Rousseau was the most articulate and critical of the wealthy and closely analyzed the pathologies of inequality in his famous essay, “Discourse on the Origin of Inequality,” written in 1754. Inequality to Rousseau was an affront to his beloved notion of the “general will,” where the state has a duty to distribute wealth so that each citizen has neither too little nor too much. For Rousseau, income inequality breeds greed and avarice, vices not found in nature. Perfect equality is found only in the state of nature where all are equal before the corruption of society. Hence his famous saying, “Man is born free, and everywhere he is in chains.” He and Plato lived in a zero-sum world, where wealth was fixed and could only be increased if taken or stolen from another.

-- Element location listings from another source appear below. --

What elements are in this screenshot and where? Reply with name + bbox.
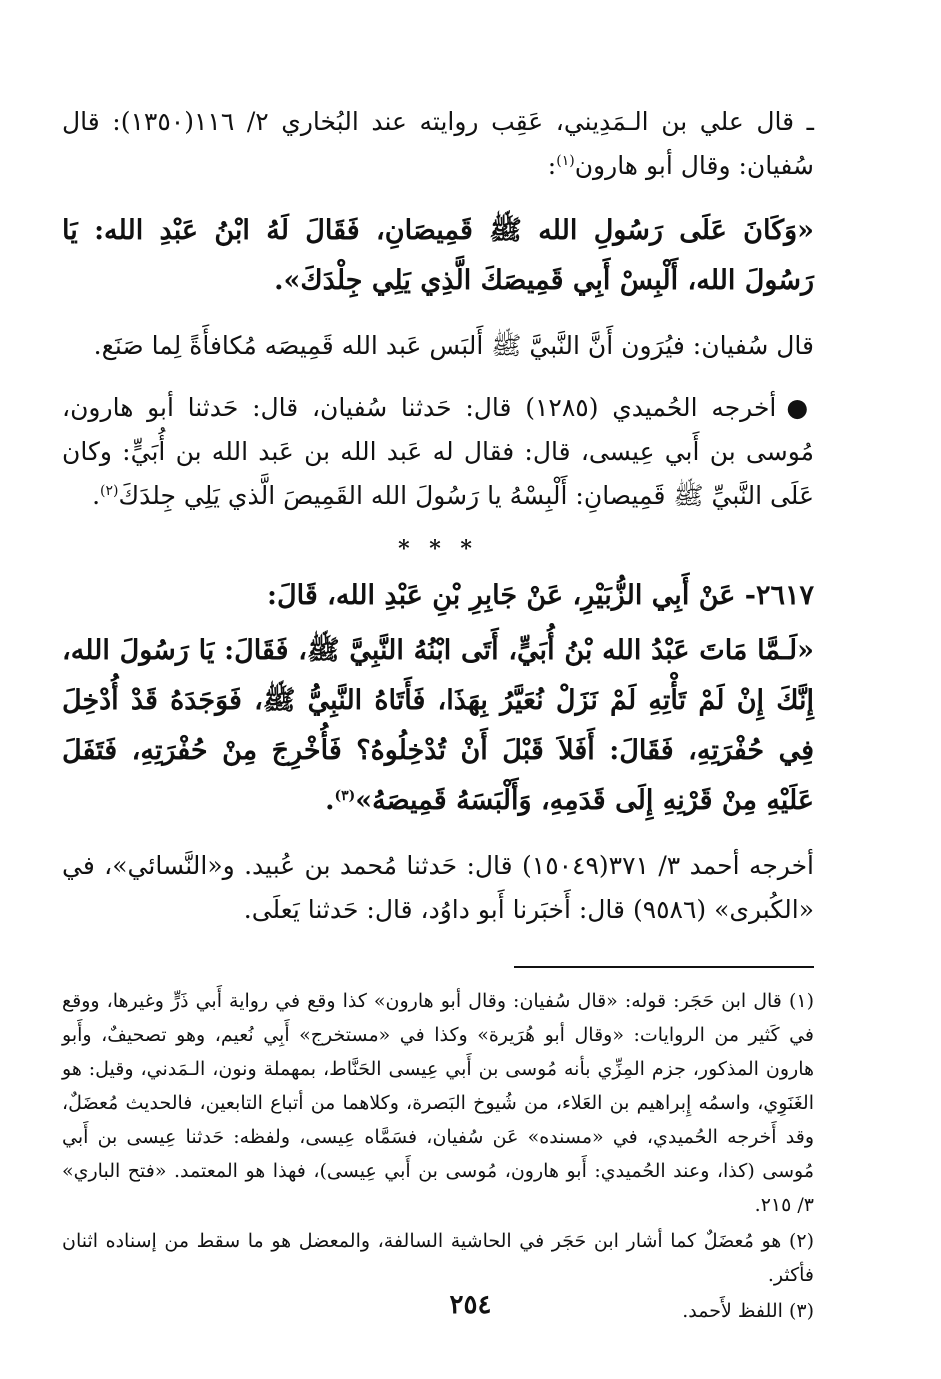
footnote-2 [62,1224,814,1292]
bullet-icon: ● [786,393,814,422]
hadith-quote-2 [62,626,814,826]
footnote-1 [62,984,814,1222]
footnote-text: هو مُعضَلٌ كما أشار ابن حَجَر في الحاشية السالفة، والمعضل هو ما سقط من إسناده اثنان فأكثر. [62,1230,814,1286]
section-separator: * * * [398,536,478,562]
paragraph-end: : [547,151,557,180]
quote-text: «لَـمَّا مَاتَ عَبْدُ الله بْنُ أُبَيٍّ، أَتَى ابْنُهُ النَّبِيَّ ﷺ، فَقَالَ: يَا رَسُولَ الله، إِنَّكَ إِنْ لَمْ تَأْتِهِ لَمْ نَزَلْ نُعَيَّرُ بِهَذَا، فَأَتَاهُ النَّبِيُّ ﷺ، فَوَجَدَهُ قَدْ أُدْخِلَ فِي حُفْرَتِهِ، فَقَالَ: أَفَلاَ قَبْلَ أَنْ تُدْخِلُوهُ؟ فَأُخْرِجَ مِنْ حُفْرَتِهِ، فَتَفَلَ عَلَيْهِ مِنْ قَرْنِهِ إِلَى قَدَمِهِ، وَأَلْبَسَهُ قَمِيصَهُ» [62,635,814,816]
hadith-quote-1: «وَكَانَ عَلَى رَسُولِ الله ﷺ قَمِيصَانِ، فَقَالَ لَهُ ابْنُ عَبْدِ الله: يَا رَسُولَ الله، أَلْبِسْ أَبِي قَمِيصَكَ الَّذِي يَلِي جِلْدَكَ». [62,215,814,296]
footnote-ref-3[interactable]: (٣) [334,788,356,804]
page [62,100,814,1360]
footnote-divider [514,966,814,968]
paragraph-humaydi [62,386,814,518]
paragraph-sufyan: قال سُفيان: فيُرَون أَنَّ النَّبيَّ ﷺ أَلبَس عَبد الله قَمِيصَه مُكافأَةً لِما صَنَع. [93,331,814,360]
hadith-heading-2617: ٢٦١٧- عَنْ أَبِي الزُّبَيْرِ، عَنْ جَابِرِ بْنِ عَبْدِ الله، قَالَ: [267,580,814,611]
footnote-number: (٢) [788,1230,815,1252]
page-number: ٢٥٤ [449,1290,492,1320]
footnote-number: (٣) [788,1300,814,1322]
footnote-ref-1[interactable]: (١) [556,153,575,169]
paragraph-end: . [92,481,101,510]
paragraph-text: أخرجه الحُميدي (١٢٨٥) قال: حَدثنا سُفيان، قال: حَدثنا أبو هارون، مُوسى بن أَبي عِيسى، قال: فقال له عَبد الله بن عَبد الله بن أُبَيٍّ: وكان عَلَى النَّبيِّ ﷺ قَمِيصانِ: أَلْبِسْهُ يا رَسُولَ الله القَمِيصَ الَّذي يَلِي جِلدَكَ [62,393,814,510]
footnote-text: قال ابن حَجَر: قوله: «قال سُفيان: وقال أبو هارون» كذا وقع في رواية أَبي ذَرٍّ وغيرها، ووقع في كَثير من الروايات: «وقال أبو هُرَيرة» وكذا في «مستخرج» أَبِي نُعيم، وهو تصحيفٌ، وأَبو هارون المذكور، جزم المِزِّي بأنه مُوسى بن أَبي عِيسى الحَنَّاط، بمهملة ونون، الـمَدني، وقيل: هو الغَنَوِي، واسمُه إِبراهيم بن العَلاء، من شُيوخ البَصرة، وكلاهما من أتباع التابعين، فالحديث مُعضَلٌ، وقد أَخرجه الحُميدي، في «مسنده» عَن سُفيان، فسَمَّاه عِيسى، ولفظه: حَدثنا عِيسى بن أَبي مُوسى (كذا، وعند الحُميدي: أَبو هارون، مُوسى بن أَبي عِيسى)، فهذا هو المعتمد. «فتح الباري» ٣/ ٢١٥. [62,990,814,1216]
paragraph-ali-ibn-al-madini [62,100,814,188]
paragraph-ahmad: أخرجه أحمد ٣/ ٣٧١(١٥٠٤٩) قال: حَدثنا مُحمد بن عُبيد. و«النَّسائي»، في «الكُبرى» (٩٥٨٦) قال: أَخبَرنا أَبو داوُد، قال: حَدثنا يَعلَى. [62,851,815,924]
footnote-number: (١) [788,990,815,1012]
paragraph-text: ـ قال علي بن الـمَدِيني، عَقِب روايته عند البُخاري ٢/ ١١٦(١٣٥٠): قال سُفيان: وقال أبو هارون [62,107,814,180]
quote-end: . [325,785,335,816]
footnote-ref-2[interactable]: (٢) [100,483,119,499]
footnote-text: اللفظ لأَحمد. [682,1300,783,1322]
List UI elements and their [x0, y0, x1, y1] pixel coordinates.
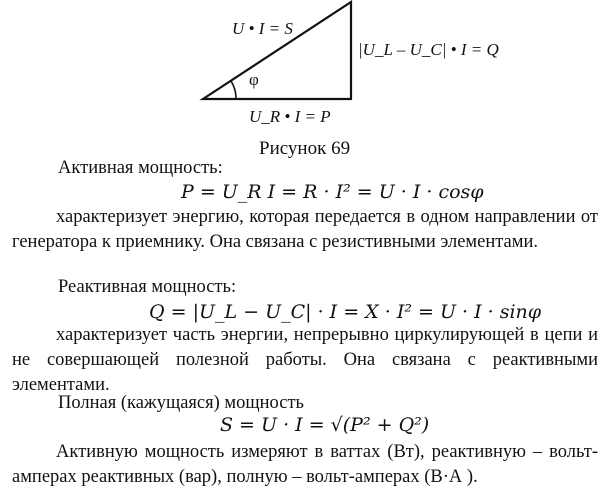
active-power-text: характеризует энергию, которая передается в одном направлении от генератора к приемнику. Она связана с резистивными элементами.	[12, 207, 598, 252]
reactive-power-formula: Q = |U_L − U_C| · I = X · I² = U · I · sinφ	[149, 301, 542, 323]
base-label: U_R • I = P	[249, 107, 331, 126]
active-power-heading: Активная мощность:	[58, 158, 223, 178]
reactive-power-text: характеризует часть энергии, непрерывно циркулирующей в цепи и не совершающей полезной работы. Она связана с реактивными элементами.	[12, 325, 598, 395]
apparent-power-heading: Полная (кажущаяся) мощность	[58, 393, 304, 413]
reactive-power-heading: Реактивная мощность:	[58, 277, 237, 297]
figure-caption: Рисунок 69	[259, 138, 351, 159]
vertical-label: |U_L – U_C| • I = Q	[358, 40, 499, 59]
hypotenuse-label	[232, 19, 293, 39]
hyp-label-text: U • I = S	[232, 19, 293, 38]
power-triangle	[203, 2, 351, 99]
angle-label: φ	[249, 70, 259, 89]
units-text: Активную мощность измеряют в ваттах (Вт), реактивную – вольт-амперах реактивных (вар), полную – вольт-амперах (В·А ).	[12, 442, 598, 487]
angle-arc	[231, 81, 236, 99]
apparent-power-formula: S = U · I = √(P² + Q²)	[220, 414, 430, 436]
active-power-formula: P = U_R I = R · I² = U · I · cosφ	[181, 181, 484, 203]
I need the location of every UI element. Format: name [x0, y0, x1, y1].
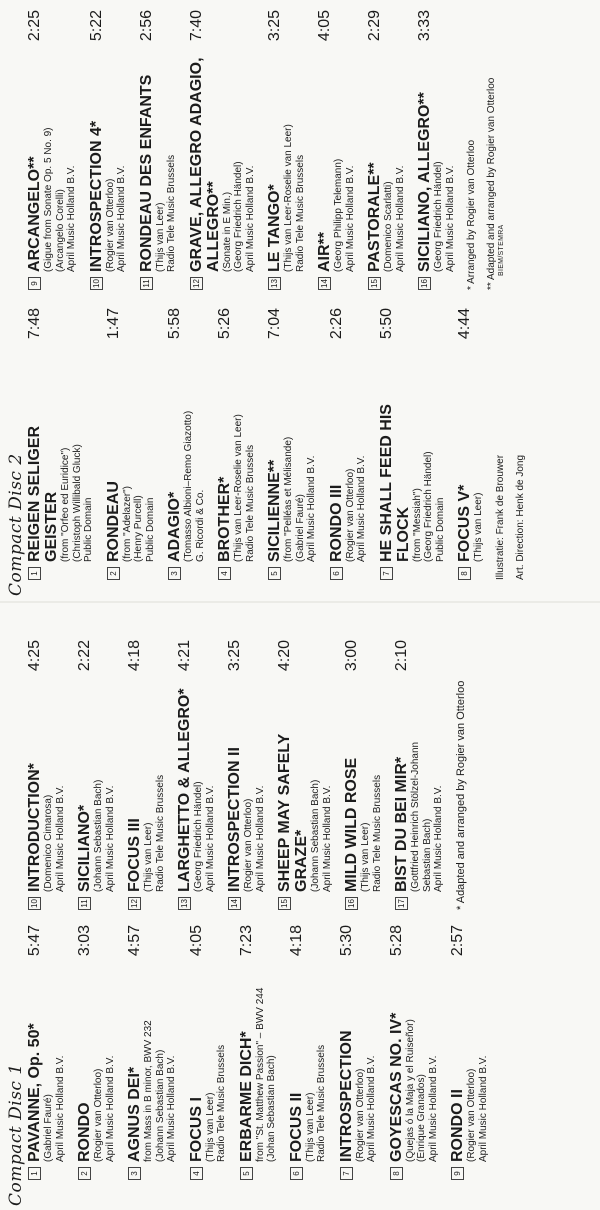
track-detail: (Domenico Cimarosa) [43, 794, 54, 892]
track-item [276, 640, 333, 910]
track-item [416, 10, 456, 290]
track-detail: (Christoph Willibald Gluck) [71, 444, 83, 562]
track-title: INTROSPECTION 4* [87, 120, 105, 272]
track-duration: 2:56 [137, 10, 155, 42]
track-number: 8 [458, 567, 471, 580]
track-number: 13 [178, 897, 191, 910]
track-duration: 5:26 [216, 308, 233, 340]
track-detail: (from "Messiah") [411, 488, 423, 562]
track-number: 7 [340, 1167, 353, 1180]
track-duration: 5:47 [26, 925, 43, 957]
track-detail: (Gabriel Fauré) [294, 494, 306, 562]
track-title: LARGHETTO & ALLEGRO* [176, 688, 193, 892]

To make Smith an ally to William’s argument, since Smith saw free trade and markets as a way out of poverty, Williams appeals to Smith’s Theory of Moral Sentiments. Smith worries that wealth isolates the rich from others and will show less compassion or sympathy to the poor. Though never an egalitarian, Hobbes insists that poverty results in resentment and envy that lead directly to the “sources of sedition and war.”

Mill saw the dangers of growing wealth concentration and advocated inheritance taxes even though the poor were better off when wealth expanded with greater commerce, trade, and competition. Mill also advocated for public education for the poor, increasing their chances for greater freedom and less poverty. To make his point, Williams turns to Piketty’s research to show that in 1770, the top 10 percent of British citizens owned 90 percent of total private property, and the top 1 percent possessed 60 percent.

Of these six selected political thinkers, Marx is the most ambivalent. Inequality for Marx was inevitable under capitalism. Even the famous communist phrase attributed to Marx, “from each according to his ability, to each according to his needs,” was not a call for income equality. Nonetheless, poverty, or low income, places a psychic cost on workers that leads to dissatisfaction, depression, and demoralization.

Williams puts much work into his efforts to deepen the idea that focus on economic inequality isn’t new but can be found in the canon of political ideas over 2000 years. But does he make his case that income inequality is the greatest plague of our time?

He starts by taking Piketty’s work at face value without any mention that the French economist’s work has faced significant criticism in his methodology and conclusions.

Williams also criticizes Harvard psychologist Steven Pinker and renowned economist Deidre McCloskey for defending an economic system that creates wealth. He dismisses them, claiming they ignore the total damage of an economically unequal society that favours billionaires over the poor. It’s hard to imagine telling Pinker and McCloskey that they hadn’t considered the implications of their ideas.

Where does this all leave us now? Ultimately, Williams never tells the reader what he thinks is an ideal level of wealth distribution and what it would entail.

The Occupy Wall Street movement is long over. The rhetoric that inspired its demonstrations has proved, in time, unconvincing to the 99 percent it was supposed to animate. In the recent U.S. election, working-class Americans dramatically shifted away from their traditional Democratic Party. Is it possible that advocates for greater economic parity are wrong when low-income earners preferred lower taxes and higher incomes over equality?


Patrick Luciani

Patrick Luciani is a writer and book reviewer for The Hub and former executive director of the Donner Canadian Foundation.